Ao rumor, seguia-se “o sussurro agitado de uma miríade de folhas que despencavam pelo ar e de um golpe como um trovão, que sacudia a terra e ressoava longe no vale, quando a árvore enorme se chocava violentamente com o lugar onde descansaria para frente”. Os lenhadores gostavam dessa faina, “apesar de sua dureza e do perigo sempre presente de serem feridos ou mesmo aplastados sob um galho seco”. Ver árvores gigantescas caírem “lhes dava um deleite pueril”. Depois, em fevereiro e março, com a madeira seca, começavam as queimadas. “Num só dia pude contar dez grandes colunas de fumaça que subiam por todos os lados”, como nuvens “gordas e brancas”. O céu perdia “sua claridade fina”. A luz do sol, “filtrada pelo fumo, ficava cor de âmbar”. E “a atmosfera parecia adoecer”, com “os vapores acres da madeira ardendo, que irritavam o nariz”.

Não é preciso ir mais longe.
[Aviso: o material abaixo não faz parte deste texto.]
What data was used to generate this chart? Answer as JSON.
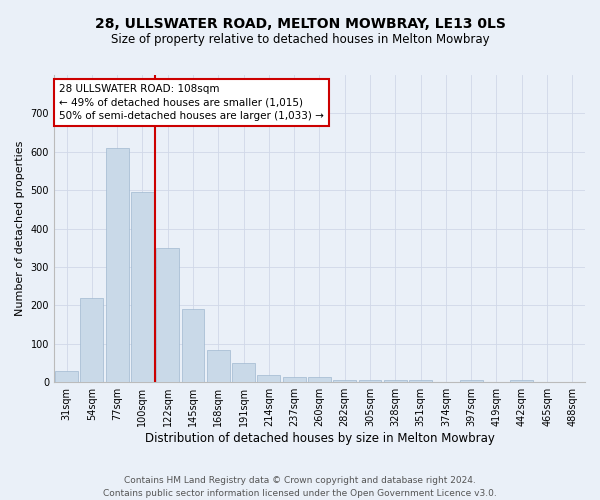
{
  "title": "28, ULLSWATER ROAD, MELTON MOWBRAY, LE13 0LS",
  "subtitle": "Size of property relative to detached houses in Melton Mowbray",
  "xlabel": "Distribution of detached houses by size in Melton Mowbray",
  "ylabel": "Number of detached properties",
  "categories": [
    "31sqm",
    "54sqm",
    "77sqm",
    "100sqm",
    "122sqm",
    "145sqm",
    "168sqm",
    "191sqm",
    "214sqm",
    "237sqm",
    "260sqm",
    "282sqm",
    "305sqm",
    "328sqm",
    "351sqm",
    "374sqm",
    "397sqm",
    "419sqm",
    "442sqm",
    "465sqm",
    "488sqm"
  ],
  "values": [
    30,
    218,
    610,
    495,
    350,
    190,
    83,
    50,
    18,
    13,
    13,
    7,
    5,
    5,
    7,
    0,
    5,
    0,
    5,
    0,
    0
  ],
  "bar_color": "#c9d9e8",
  "bar_edge_color": "#a0b8d0",
  "vline_x": 3.5,
  "vline_color": "#cc0000",
  "annotation_text": "28 ULLSWATER ROAD: 108sqm\n← 49% of detached houses are smaller (1,015)\n50% of semi-detached houses are larger (1,033) →",
  "annotation_box_color": "#ffffff",
  "annotation_box_edge_color": "#cc0000",
  "ylim": [
    0,
    800
  ],
  "yticks": [
    0,
    100,
    200,
    300,
    400,
    500,
    600,
    700,
    800
  ],
  "grid_color": "#d0d8e8",
  "background_color": "#eaf0f8",
  "footer_line1": "Contains HM Land Registry data © Crown copyright and database right 2024.",
  "footer_line2": "Contains public sector information licensed under the Open Government Licence v3.0.",
  "title_fontsize": 10,
  "subtitle_fontsize": 8.5,
  "xlabel_fontsize": 8.5,
  "ylabel_fontsize": 8,
  "tick_fontsize": 7,
  "annotation_fontsize": 7.5,
  "footer_fontsize": 6.5
}
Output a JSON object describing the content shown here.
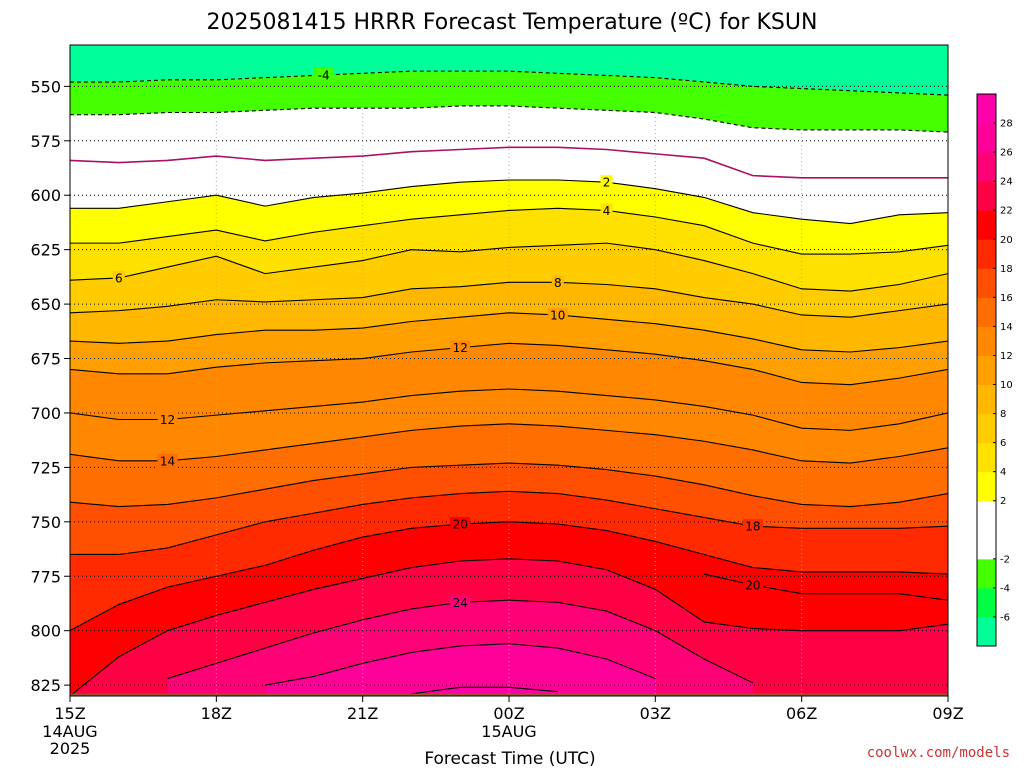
{
  "chart_data": {
    "type": "filled-contour",
    "title": "2025081415 HRRR Forecast Temperature (ºC) for KSUN",
    "xlabel": "Forecast Time (UTC)",
    "x_ticks": [
      {
        "label": "15Z",
        "sub": [
          "14AUG",
          "2025"
        ],
        "hour": 0
      },
      {
        "label": "18Z",
        "sub": [],
        "hour": 3
      },
      {
        "label": "21Z",
        "sub": [],
        "hour": 6
      },
      {
        "label": "00Z",
        "sub": [
          "15AUG"
        ],
        "hour": 9
      },
      {
        "label": "03Z",
        "sub": [],
        "hour": 12
      },
      {
        "label": "06Z",
        "sub": [],
        "hour": 15
      },
      {
        "label": "09Z",
        "sub": [],
        "hour": 18
      }
    ],
    "ylabel": "",
    "y_ticks": [
      550,
      575,
      600,
      625,
      650,
      675,
      700,
      725,
      750,
      775,
      800,
      825
    ],
    "ylim": [
      830,
      531
    ],
    "xlim": [
      0,
      18
    ],
    "colorbar": {
      "levels": [
        -8,
        -6,
        -4,
        -2,
        0,
        2,
        4,
        6,
        8,
        10,
        12,
        14,
        16,
        18,
        20,
        22,
        24,
        26,
        28,
        30
      ],
      "tick_labels": [
        "-6",
        "-4",
        "-2",
        "2",
        "4",
        "6",
        "8",
        "10",
        "12",
        "14",
        "16",
        "18",
        "20",
        "22",
        "24",
        "26",
        "28"
      ],
      "colors": [
        "#00ff99",
        "#00ff44",
        "#44ff00",
        "#ffffff",
        "#ffffff",
        "#ffff00",
        "#ffe100",
        "#ffcc00",
        "#ffb700",
        "#ffa000",
        "#ff8800",
        "#ff6e00",
        "#ff4f00",
        "#ff2a00",
        "#ff0000",
        "#ff0044",
        "#ff0077",
        "#ff0099",
        "#ff00aa"
      ]
    },
    "series": [
      {
        "value": -4,
        "style": "dashed",
        "label_at": 5.2,
        "p": [
          548,
          548,
          547,
          547,
          546,
          545,
          544,
          543,
          543,
          543,
          544,
          545,
          546,
          548,
          550,
          551,
          552,
          553,
          554
        ]
      },
      {
        "value": -2,
        "style": "dashed",
        "label_at": null,
        "p": [
          563,
          563,
          562,
          562,
          561,
          560,
          560,
          560,
          559,
          559,
          560,
          561,
          562,
          565,
          569,
          570,
          570,
          570,
          571
        ]
      },
      {
        "value": 0,
        "style": "magenta",
        "label_at": null,
        "p": [
          584,
          585,
          584,
          582,
          584,
          583,
          582,
          580,
          579,
          578,
          578,
          579,
          581,
          583,
          591,
          592,
          592,
          592,
          592
        ]
      },
      {
        "value": 2,
        "style": "solid",
        "label_at": 11.0,
        "p": [
          606,
          606,
          603,
          600,
          605,
          601,
          599,
          596,
          594,
          593,
          593,
          594,
          597,
          601,
          608,
          611,
          613,
          609,
          608
        ]
      },
      {
        "value": 4,
        "style": "solid",
        "label_at": 11.0,
        "p": [
          622,
          622,
          619,
          616,
          621,
          617,
          614,
          611,
          609,
          607,
          606,
          607,
          610,
          614,
          622,
          627,
          627,
          626,
          623
        ]
      },
      {
        "value": 6,
        "style": "solid",
        "label_at": 1.0,
        "p": [
          639,
          638,
          633,
          628,
          636,
          633,
          630,
          625,
          626,
          624,
          623,
          622,
          625,
          630,
          636,
          643,
          644,
          641,
          636
        ]
      },
      {
        "value": 8,
        "style": "solid",
        "label_at": 10.0,
        "p": [
          654,
          653,
          651,
          648,
          649,
          648,
          647,
          643,
          642,
          640,
          640,
          641,
          643,
          647,
          650,
          655,
          656,
          653,
          650
        ]
      },
      {
        "value": 10,
        "style": "solid",
        "label_at": 10.0,
        "p": [
          667,
          668,
          667,
          664,
          662,
          662,
          661,
          658,
          656,
          654,
          655,
          657,
          659,
          662,
          666,
          671,
          672,
          670,
          667
        ]
      },
      {
        "value": 12,
        "style": "solid",
        "label_at": 8.0,
        "p": [
          680,
          682,
          682,
          679,
          677,
          676,
          675,
          672,
          670,
          668,
          669,
          671,
          673,
          676,
          680,
          686,
          687,
          684,
          680
        ]
      },
      {
        "value": 12,
        "style": "solid",
        "label_at": 2.0,
        "p": [
          700,
          703,
          703,
          701,
          699,
          697,
          695,
          692,
          690,
          689,
          690,
          692,
          694,
          697,
          701,
          707,
          708,
          705,
          700
        ]
      },
      {
        "value": 14,
        "style": "solid",
        "label_at": 2.0,
        "p": [
          719,
          722,
          722,
          720,
          717,
          714,
          711,
          708,
          706,
          705,
          706,
          708,
          710,
          713,
          717,
          722,
          723,
          720,
          716
        ]
      },
      {
        "value": 16,
        "style": "solid",
        "label_at": null,
        "p": [
          741,
          743,
          742,
          739,
          735,
          731,
          728,
          725,
          724,
          723,
          724,
          726,
          729,
          733,
          738,
          742,
          743,
          741,
          737
        ]
      },
      {
        "value": 18,
        "style": "solid",
        "label_at": 14.0,
        "p": [
          765,
          765,
          762,
          756,
          750,
          746,
          742,
          739,
          737,
          736,
          737,
          740,
          744,
          748,
          752,
          753,
          753,
          753,
          752
        ]
      },
      {
        "value": 20,
        "style": "solid",
        "label_at": 8.0,
        "p": [
          800,
          788,
          780,
          775,
          770,
          763,
          757,
          753,
          751,
          750,
          751,
          754,
          759,
          765,
          771,
          773,
          773,
          773,
          774
        ]
      },
      {
        "value": 20,
        "style": "solid",
        "label_at": 14.0,
        "p": [
          null,
          null,
          null,
          null,
          null,
          null,
          null,
          null,
          null,
          null,
          null,
          null,
          null,
          774,
          779,
          783,
          783,
          783,
          786
        ]
      },
      {
        "value": 22,
        "style": "solid",
        "label_at": null,
        "p": [
          830,
          812,
          800,
          793,
          787,
          781,
          776,
          771,
          768,
          767,
          768,
          772,
          781,
          796,
          799,
          800,
          800,
          800,
          797
        ]
      },
      {
        "value": 24,
        "style": "solid",
        "label_at": 8.0,
        "p": [
          null,
          null,
          822,
          815,
          808,
          801,
          795,
          790,
          787,
          786,
          787,
          791,
          800,
          813,
          824,
          null,
          null,
          null,
          null
        ]
      },
      {
        "value": 26,
        "style": "solid",
        "label_at": null,
        "p": [
          null,
          null,
          null,
          null,
          825,
          821,
          815,
          810,
          807,
          806,
          808,
          813,
          822,
          null,
          null,
          null,
          null,
          null,
          null
        ]
      },
      {
        "value": 28,
        "style": "solid",
        "label_at": null,
        "p": [
          null,
          null,
          null,
          null,
          null,
          null,
          null,
          829,
          826,
          826,
          828,
          null,
          null,
          null,
          null,
          null,
          null,
          null,
          null
        ]
      }
    ],
    "ground_level": 828
  },
  "credit": "coolwx.com/models"
}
Os parágrafos que tratam do problema atravessam quase todos os capítulos. E brasileiro não precisa disso. Sabe, por experiência própria, o que Skutch queria dizer sobre a mania nacional de botar fogo no mato. Vegetariano, frugal a ponto de sair para viagens solitárias com um punhado de bolachas na sacola, pacifista para ser um naturalista capaz de estudar, apartidariamente, os ataques de predadores aos filhotes que observava, ele acabou dono de um retalho de selva cercado “pelo berreiro dos aparelhos de som”, no meio de um centro comercial, à margem da estrada que liga o México ao Panamá. Tudo isso sem sair de onde estava desde a década de 1940.

Se “o vale tivesse continuado como era”, Skutch lamenta, “seria um exemplo brilhante de como o homem pode viver num ambiente íntegro”. Como isso não ocorreu, o sítio virou reserva, incorporado ao Centro Científico Tropical ainda com Skutch morando lá dentro. Mas, para ele, o lugar a essa altura não passava de “um modo imperfeito e precário” de lembrar “a glória original do planeta”. Se isso era o que ele tinha a dizer sobre o que aconteceu na Costa Rica, imagine-se o que não diria se tivesse fincado suas estacas numa floresta brasileira.